In the next slide, the two of them are at a picnic table playing pinochle. Jim, smoking a pipe, his wire-rims wedged above his eyebrows, is frowning at the cards in his hand. Dawn, auburn hair held back with a mauve kerchief, is laughing at him. At the bottom of the frame is John’s freckled hand, fanned on the gingham oilcloth.

“There’s Jim!” says John, with more enthusiasm than I’ve seen him display this entire trip.

“And Dawn,” I say.

“Old J.J.”

For an instant, John sounds like his old self. J.J. was his nickname for Jim. They worked together for many years at GM, which is how we all got to be friends.

“Boy, how
is
Jim? I haven’t seen him in ages.”

I sigh and turn to John. “Dear. Jim died eight years ago.”

“He did? Jim’s dead?”

“Yes, honey. Don’t you remember? We went to the funeral.” We’ve been through this before. John has forgotten all that he doesn’t want to remember.

“Aw, damn. Is Dawn still around?”

“I’m afraid she died a year before him.”

“Aw, Christ,” he says, clutching his hand over his mouth.

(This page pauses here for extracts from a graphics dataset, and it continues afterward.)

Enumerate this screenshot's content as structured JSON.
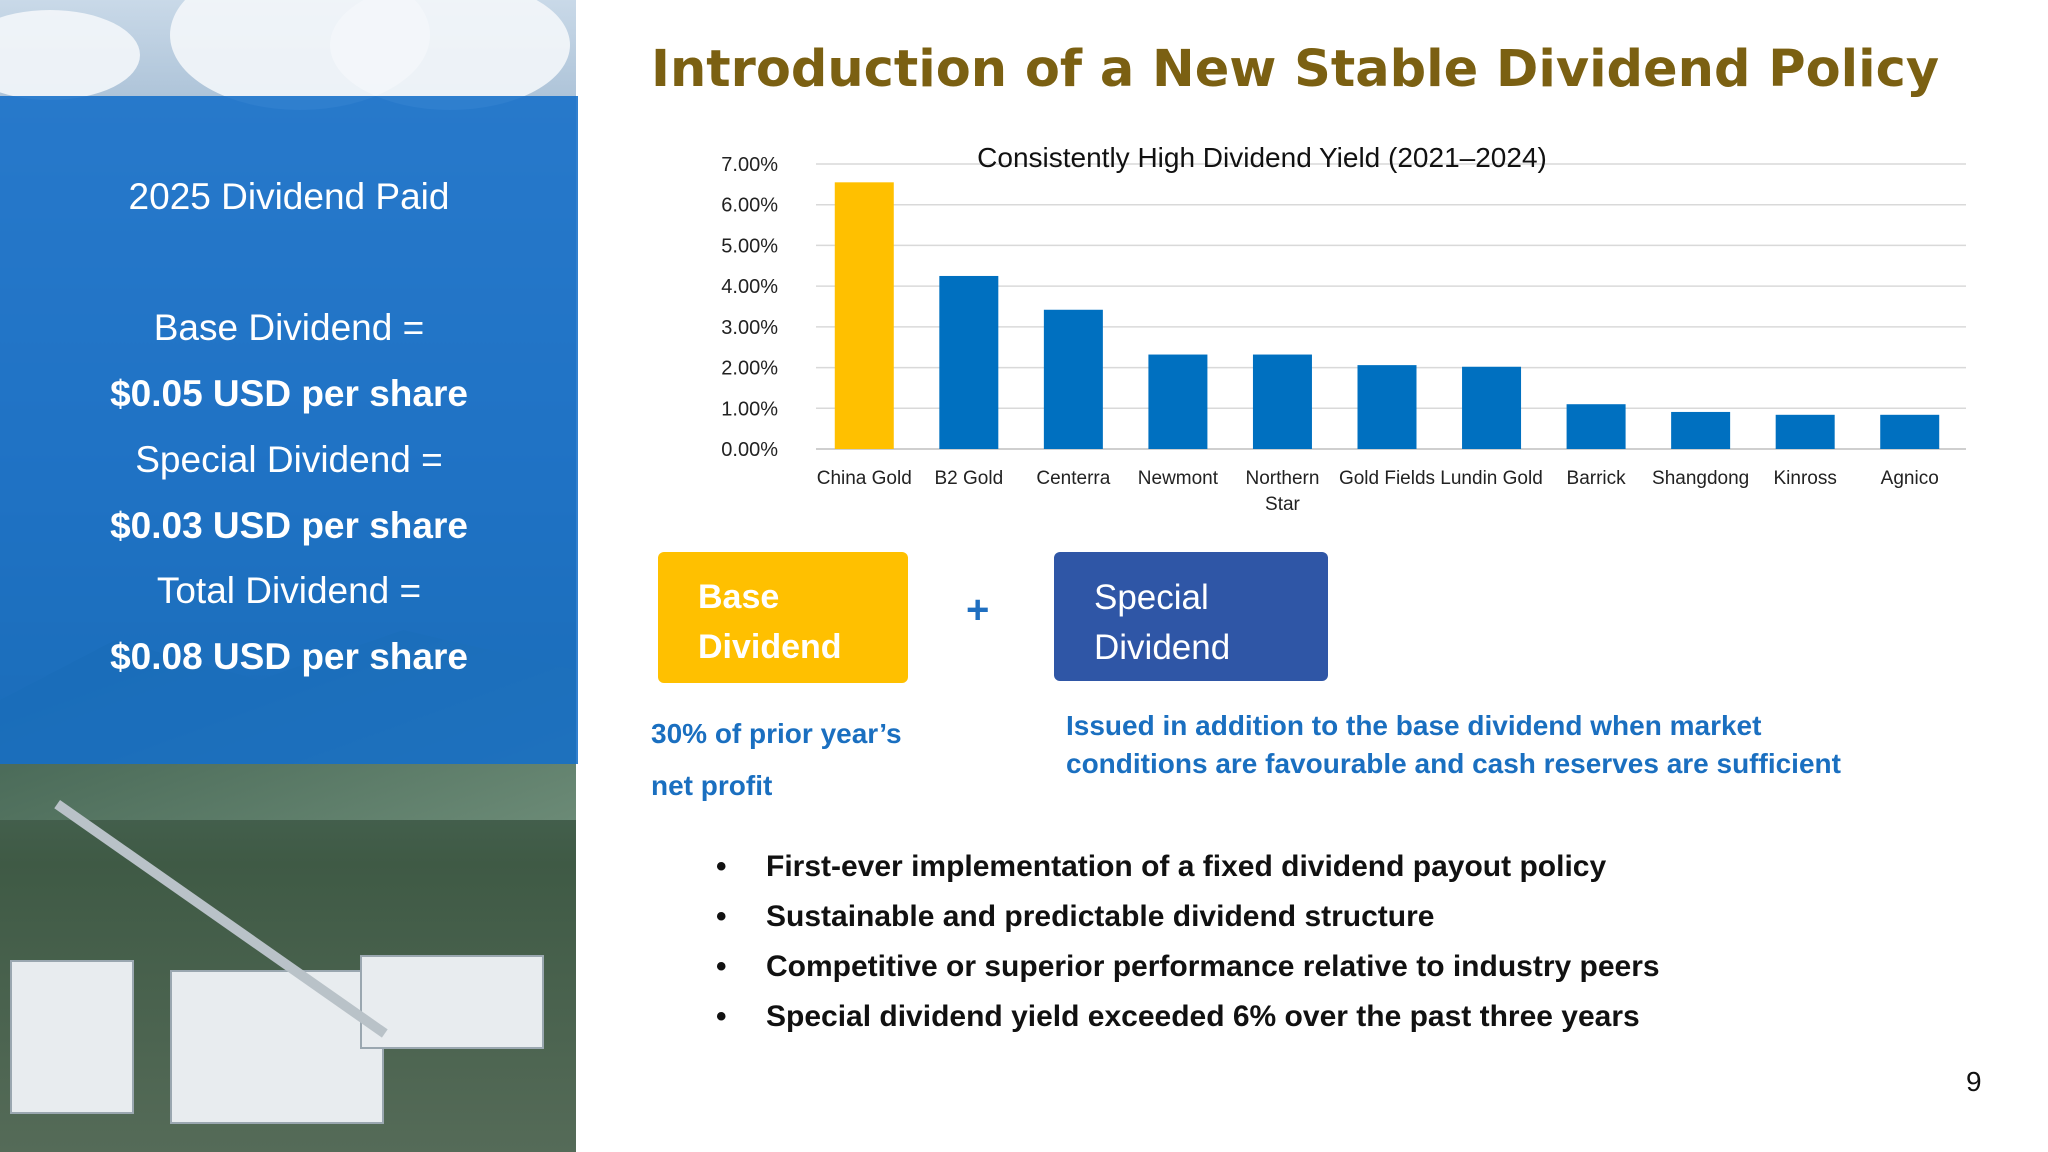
{
  "left_panel": {
    "heading": "2025 Dividend Paid",
    "base_label": "Base Dividend =",
    "base_value": "$0.05 USD per share",
    "special_label": "Special Dividend =",
    "special_value": "$0.03 USD per share",
    "total_label": "Total Dividend =",
    "total_value": "$0.08 USD per share"
  },
  "title": "Introduction of a New Stable Dividend Policy",
  "chart_data": {
    "type": "bar",
    "title": "Consistently High Dividend Yield (2021–2024)",
    "xlabel": "",
    "ylabel": "",
    "categories": [
      "China Gold",
      "B2 Gold",
      "Centerra",
      "Newmont",
      "Northern Star",
      "Gold Fields",
      "Lundin Gold",
      "Barrick",
      "Shangdong",
      "Kinross",
      "Agnico"
    ],
    "category_lines": [
      [
        "China Gold"
      ],
      [
        "B2 Gold"
      ],
      [
        "Centerra"
      ],
      [
        "Newmont"
      ],
      [
        "Northern",
        "Star"
      ],
      [
        "Gold Fields"
      ],
      [
        "Lundin Gold"
      ],
      [
        "Barrick"
      ],
      [
        "Shangdong"
      ],
      [
        "Kinross"
      ],
      [
        "Agnico"
      ]
    ],
    "values": [
      6.55,
      4.25,
      3.42,
      2.32,
      2.32,
      2.06,
      2.02,
      1.1,
      0.91,
      0.84,
      0.84
    ],
    "ylim": [
      0,
      7
    ],
    "yticks": [
      "0.00%",
      "1.00%",
      "2.00%",
      "3.00%",
      "4.00%",
      "5.00%",
      "6.00%",
      "7.00%"
    ],
    "grid": true,
    "colors": {
      "highlight": "#ffc000",
      "default": "#0070c0"
    },
    "highlight_index": 0
  },
  "base_box": {
    "line1": "Base",
    "line2": "Dividend",
    "color": "#ffc000"
  },
  "plus": "+",
  "special_box": {
    "line1": "Special",
    "line2": "Dividend",
    "color": "#2f56a6"
  },
  "base_desc": "30% of prior year’s net profit",
  "special_desc": "Issued in addition to the base dividend when market conditions are favourable and cash reserves are sufficient",
  "bullets": [
    "First-ever implementation of a fixed dividend payout policy",
    "Sustainable and predictable dividend structure",
    "Competitive or superior performance relative to industry peers",
    "Special dividend yield exceeded 6% over the past three years"
  ],
  "bullet_symbol": "•",
  "page_number": "9"
}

The fragile look on John’s face makes me regret choosing this tray of slides. I should have known better than to tell him the truth, but I get so tired of lying to him. I just keep hoping some of this information is going to stay put. But it never does.

I click forward. In this one, Dawn and I are walking down a road, both carrying gorgeous bunches of brightly colored leaves. I remember so well that we displayed them in an old milk carton on our communal picnic table.

The next slide is just that, the bouquet of leaves on the table, and I realize that this is the problem with photographs. After a while, you can’t remember if you’re recalling the actual memory or the memory of the photograph. Or perhaps the photograph is the only reason you remember that moment. (No, I refuse to believe that.)

I click the remote again. There’s a picture of us all around the campfire that John must have taken with the self-timer. The images of all of us are dim, blurry from the long exposure, while the fire glows bright and harsh. This last slide disturbs me, especially with Jim and Dawn gone, so I pull out the tray. A retina-searing whiteness is projected on the sheet hanging from the side of the cabin, but I can’t turn it off or it’ll be even harder to get in the next tray.

“Damn it, that’s bright,” John says.

I push in a new tray, yet it doesn’t want to catch. “Just a second,” I say. John used to handle the projector, now he’s left it to me. He watches me fiddle with it for a while, then walks over to the table, gives the new tray a push until it clicks into place. He smirks.

“Don’t be so pleased with yourself,” I say. Sometimes I think his disease is more laziness than anything else.

The first slide of the tray is projected onto the sheet and around us I hear hushed chattering. I turn to see that we’ve attracted a crowd, gathered near a streetlight about twenty feet away. At first glance, I gasp—
hoodlums!
Then I see that they are not like the hoods of today with their baggy clothes and stocking caps and stone faces. These kids look like what we used to call juvenile delinquents. The boys wear tight white T-shirts with packs of cigarettes wedged in the sleeves, dungarees rolled at the bottom, and motorcycle boots. Their hair is greased back into carefully sculpted waterfalls and duck’s asses. One of the girls is dressed in jeans and a tight blue bowling shirt and clunky black shoes. Another one wears a long felt skirt and Mary Janes, with Fire and Ice lips and an ink-black flip with bangs.